Clustered SQL Server Instance

  • Hi,

    When we take a SQL Server resource (of a SQL Instance) on a cluster offline, does it stop the SQL Server Service on the node that owns that SQL Server Instance?

    Could anyone help me what actually happens when we take the SQL resource offline on a cluster?

    Thank You,

    Yours,

    SQL Buddy.

  • I am 95% sure that when SQL is taken offline that it stops the service on whatever node has it..

    CEWII

  • When you take a resource group in a cluster offline, all resources in that group are taken offline also. They are not failed over, which means the services are stopped or the fileshares are no longer accessible.

    Jeffrey Williams
    “We are all faced with a series of great opportunities brilliantly disguised as impossible situations.”

    ― Charles R. Swindoll

    How to post questions to get better answers faster
    Managing Transaction Logs

  • Hi Elliott,

    Thanks a lot for your reply.

    Yours

    SQL Buddy.

  • Hi Jeffrey,

    Thank you very much for your reply. You cleared all my doubts. That's a fantastic answer. I really appreciate that.

    Yours

    SQL Buddy

  • You are welcome.

    Jeffrey Williams
    “We are all faced with a series of great opportunities brilliantly disguised as impossible situations.”

    ― Charles R. Swindoll

    How to post questions to get better answers faster
    Managing Transaction Logs

  • Yes, you are very welcome..

    I Love Clustering, once you get the concepts down and you actually get good hardware..

    CEWII

  • What happens when you failover? Is it again a SQL restart?

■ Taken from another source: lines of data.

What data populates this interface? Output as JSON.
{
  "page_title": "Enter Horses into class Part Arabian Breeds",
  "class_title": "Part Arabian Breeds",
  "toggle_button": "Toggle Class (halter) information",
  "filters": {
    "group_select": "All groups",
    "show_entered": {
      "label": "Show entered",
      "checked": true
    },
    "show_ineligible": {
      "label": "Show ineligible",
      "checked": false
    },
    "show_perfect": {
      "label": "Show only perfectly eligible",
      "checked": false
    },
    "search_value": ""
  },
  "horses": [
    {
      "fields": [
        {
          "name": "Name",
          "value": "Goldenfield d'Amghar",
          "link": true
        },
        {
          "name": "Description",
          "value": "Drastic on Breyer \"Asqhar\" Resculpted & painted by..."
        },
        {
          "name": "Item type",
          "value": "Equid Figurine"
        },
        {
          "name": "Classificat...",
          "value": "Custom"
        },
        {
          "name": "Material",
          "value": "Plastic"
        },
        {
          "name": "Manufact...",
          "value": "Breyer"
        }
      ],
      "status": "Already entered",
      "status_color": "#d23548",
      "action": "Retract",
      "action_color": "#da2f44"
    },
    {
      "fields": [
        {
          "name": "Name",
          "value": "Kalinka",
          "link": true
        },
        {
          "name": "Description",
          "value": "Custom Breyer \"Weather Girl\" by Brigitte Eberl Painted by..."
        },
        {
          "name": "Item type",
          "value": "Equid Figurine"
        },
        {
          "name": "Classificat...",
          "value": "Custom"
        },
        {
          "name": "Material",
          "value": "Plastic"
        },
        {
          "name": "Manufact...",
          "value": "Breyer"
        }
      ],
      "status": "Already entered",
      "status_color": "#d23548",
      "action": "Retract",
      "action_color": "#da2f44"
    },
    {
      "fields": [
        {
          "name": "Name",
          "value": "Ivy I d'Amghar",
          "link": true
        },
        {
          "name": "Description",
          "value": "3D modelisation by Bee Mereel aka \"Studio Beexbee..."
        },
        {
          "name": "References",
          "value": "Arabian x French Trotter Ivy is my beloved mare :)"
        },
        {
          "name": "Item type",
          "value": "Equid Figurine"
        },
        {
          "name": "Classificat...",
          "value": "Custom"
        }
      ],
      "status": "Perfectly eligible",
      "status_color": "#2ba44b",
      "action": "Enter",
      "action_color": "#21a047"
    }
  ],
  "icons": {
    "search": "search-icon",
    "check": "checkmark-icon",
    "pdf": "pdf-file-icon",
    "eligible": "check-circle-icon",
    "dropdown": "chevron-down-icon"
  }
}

    Let's say for eg., one of my job is running in a clustered instance and a failover happens...what will happen to my job? Will it fail or succeed?

  • SUBRAHMANYA HEDGE (7/2/2009)


    What happens when you failover? Is it again a SQL restart?

    Let's say for eg., one of my job is running in a clustered instance and a failover happens...what will happen to my job? Will it fail or succeed?

    It fails, just as if it was a nonclustered server that crashes.

  • The reason that the 'fail' occurs is that all of the cluster resources on the original/'active' server must be shut down on the physical server hosting those resources so that they can then be restarted on the new server/host. This shutdown/restart cycle is logically similar to rebooting a server - although it shouldn't take as long, and occurs in an automated/planned fashion. SQL Server transactions and jobs will of course suffer the outage while the failover occurs as the instance (as noted previously) does go down.